I will also say that I once had a tortoise knock over the barrier I had put around one of the areas where I had applied this Orthene and, much to my dismay, I found her eating the Orthene (not that it smells good or anything close to good)!!! She had apparently eaten a fair amount of it, too, as there was a good amount of pasty white powder residue all around her mouth. The tortoise never had any ill effects from it and later that year, and in subsequent years, she laid fertile eggs which hatched. She is still alive and producing babies today, 7-8 years after the ingestion incident. Obviously, I wouldn't recommend letting your tortoises eat this product, but wanted to say that mine did do so, and had no problems.
 

Captain Murphy

New Member
Joined
May 20, 2017
Messages
10
I have had similar expierences. The solution for us was to not put Sheldon on the ground.
His enclosure that he spends the most time in now is on top of a 6x3 foot table. I have secured it with bungee
cords underneath the table. Very soon I am relocating him to a 7x13 concrete slab for his run when I am home.
Yes, sometimes I find a few ants that have climbed the legs of the table, so I kill them.
I think rain brings them out of the ground.

I have noticed that the ants emerge and run everywhere after a rain, or on days when the humidity is just right. When a couple of the sleeping tubs got rain in them, the top soil substrate was moist for a while. All it took was a blade of grass brushing against one of the legs past the oil cup (that the feet were in) and the ants moved into the moist substrate.
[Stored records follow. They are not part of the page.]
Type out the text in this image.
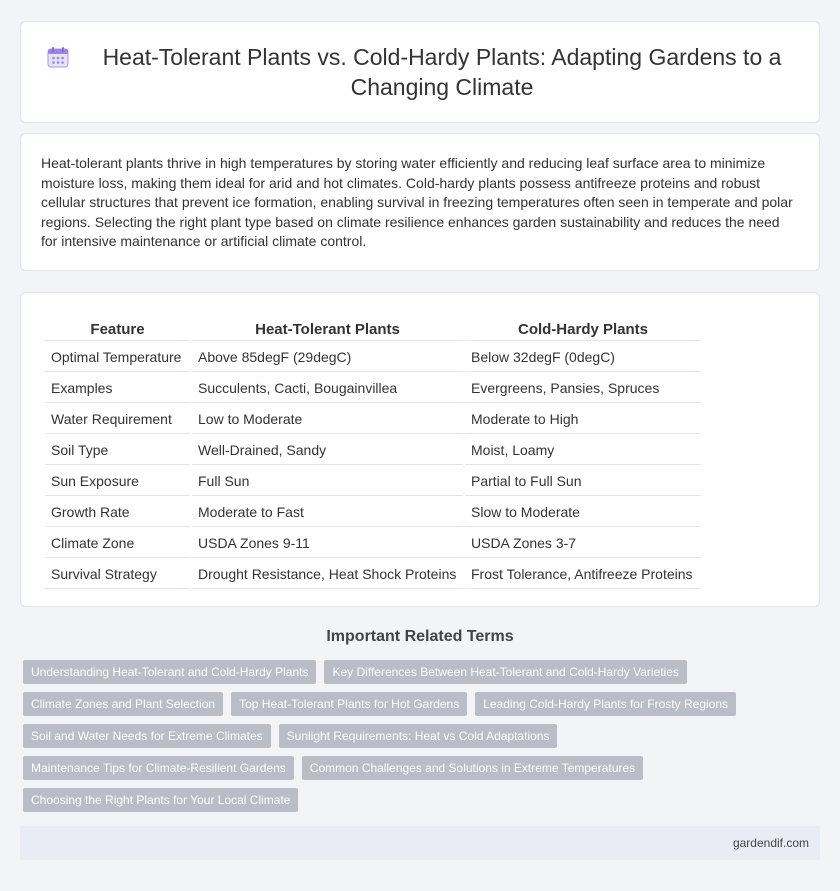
Heat-Tolerant Plants vs. Cold-Hardy Plants: Adapting Gardens to a Changing Climate

Heat-tolerant plants thrive in high temperatures by storing water efficiently and reducing leaf surface area to minimize moisture loss, making them ideal for arid and hot climates. Cold-hardy plants possess antifreeze proteins and robust cellular structures that prevent ice formation, enabling survival in freezing temperatures often seen in temperate and polar regions. Selecting the right plant type based on climate resilience enhances garden sustainability and reduces the need for intensive maintenance or artificial climate control.

Feature	Heat-Tolerant Plants	Cold-Hardy Plants
Optimal Temperature	Above 85degF (29degC)	Below 32degF (0degC)
Examples	Succulents, Cacti, Bougainvillea	Evergreens, Pansies, Spruces
Water Requirement	Low to Moderate	Moderate to High
Soil Type	Well-Drained, Sandy	Moist, Loamy
Sun Exposure	Full Sun	Partial to Full Sun
Growth Rate	Moderate to Fast	Slow to Moderate
Climate Zone	USDA Zones 9-11	USDA Zones 3-7
Survival Strategy	Drought Resistance, Heat Shock Proteins	Frost Tolerance, Antifreeze Proteins
Important Related Terms
Understanding Heat-Tolerant and Cold-Hardy Plants	Key Differences Between Heat-Tolerant and Cold-Hardy Varieties
Climate Zones and Plant Selection	Top Heat-Tolerant Plants for Hot Gardens	Leading Cold-Hardy Plants for Frosty Regions
Soil and Water Needs for Extreme Climates	Sunlight Requirements: Heat vs Cold Adaptations
Maintenance Tips for Climate-Resilient Gardens	Common Challenges and Solutions in Extreme Temperatures
Choosing the Right Plants for Your Local Climate
gardendif.com
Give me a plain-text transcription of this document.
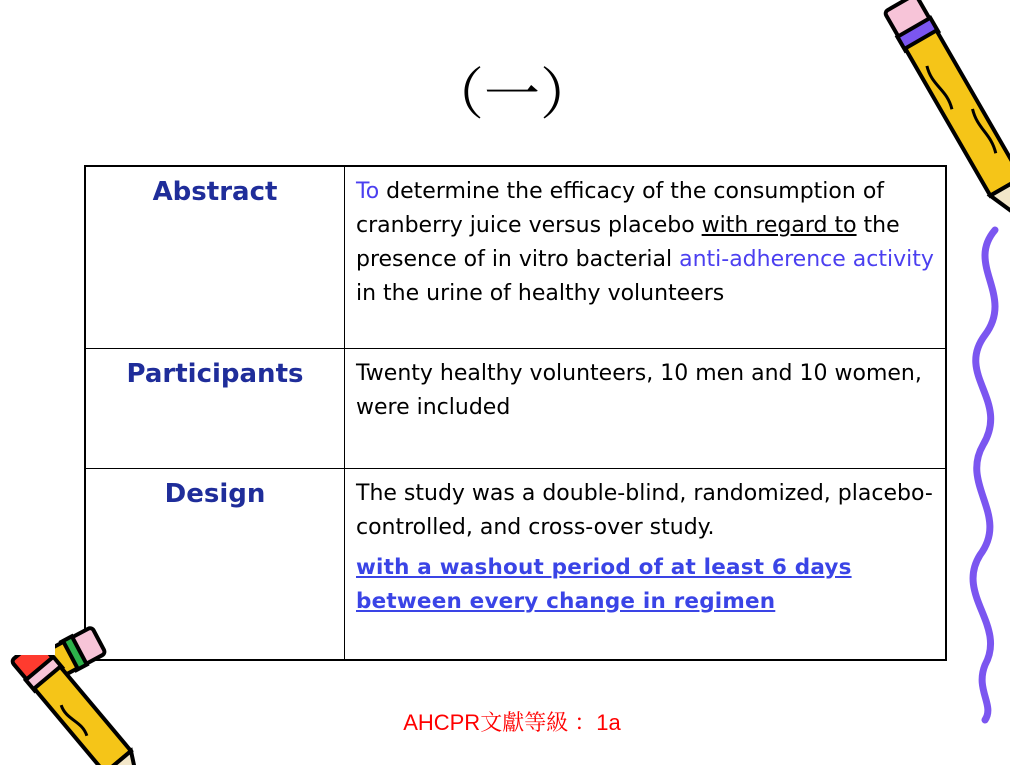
（一）
Abstract	To determine the efficacy of the consumption of cranberry juice versus placebo with regard to the presence of in vitro bacterial anti-adherence activity in the urine of healthy volunteers
Participants	Twenty healthy volunteers, 10 men and 10 women, were included
Design	The study was a double-blind, randomized, placebo-controlled, and cross-over study.
with a washout period of at least 6 days between every change in regimen
AHCPR文獻等級 ：1a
The tubs with dry substrate had significantly fewer ants.
Thank you for your response and input. I appreciate it.
 

Captain Murphy

New Member
Joined
May 20, 2017
Messages
10
When I had an outdoor baby enclosure I set empty tuna cans under each foot of the table and filled the cans with oil.

I have sleeping tubs for my torts as they are still smallish to fit in them. These tables are set up outside with the feet in cans of oil. It worked okay for some time, but need to be redone with shielding for the oil cans. This is not a long term solution for me because my sulcata will some day grow out of any tub I could put on the table.
 

zovick

Well-Known Member
5 Year Member
Joined
Nov 17, 2013
Messages
1,894
@Captain Murphy Ive read the Posts....but where are you located? Geeze, these “ants” sound nasty. So, where should I not relocate to. Sounds bad. ! Don’t say Florida.
I would venture to say they are probably someplace in TX. These ants were first noted in Houston around 2002 and have gradually been spreading out from there.
 

iAmCentrochelys sulcata

Well-Known Member
Joined
Aug 10, 2019
Messages
1,318
Location (City and/or State)
Alief
I would venture to say they are probably someplace in TX. These ants were first noted in Houston around 2002 and have gradually been spreading out from there.
They are all over my Melon plants! Maybe because my sister left her strawberry shake outside...
 

Captain Murphy

New Member
Joined
May 20, 2017
Messages
10
@Captain Murphy Ive read the Posts....but where are you located? Geeze, these “ants” sound nasty. So, where should I not relocate to. Sounds bad. ! Don’t say Florida.

I live in a small college town between Austin and San Antonio, Texas, which is home of the Central Texas Tortoise Rescue. The CTTR is probably within 10-15mi of my location and yet, they do not have these ants at their facility. I am jealous, and I hope it stays that way.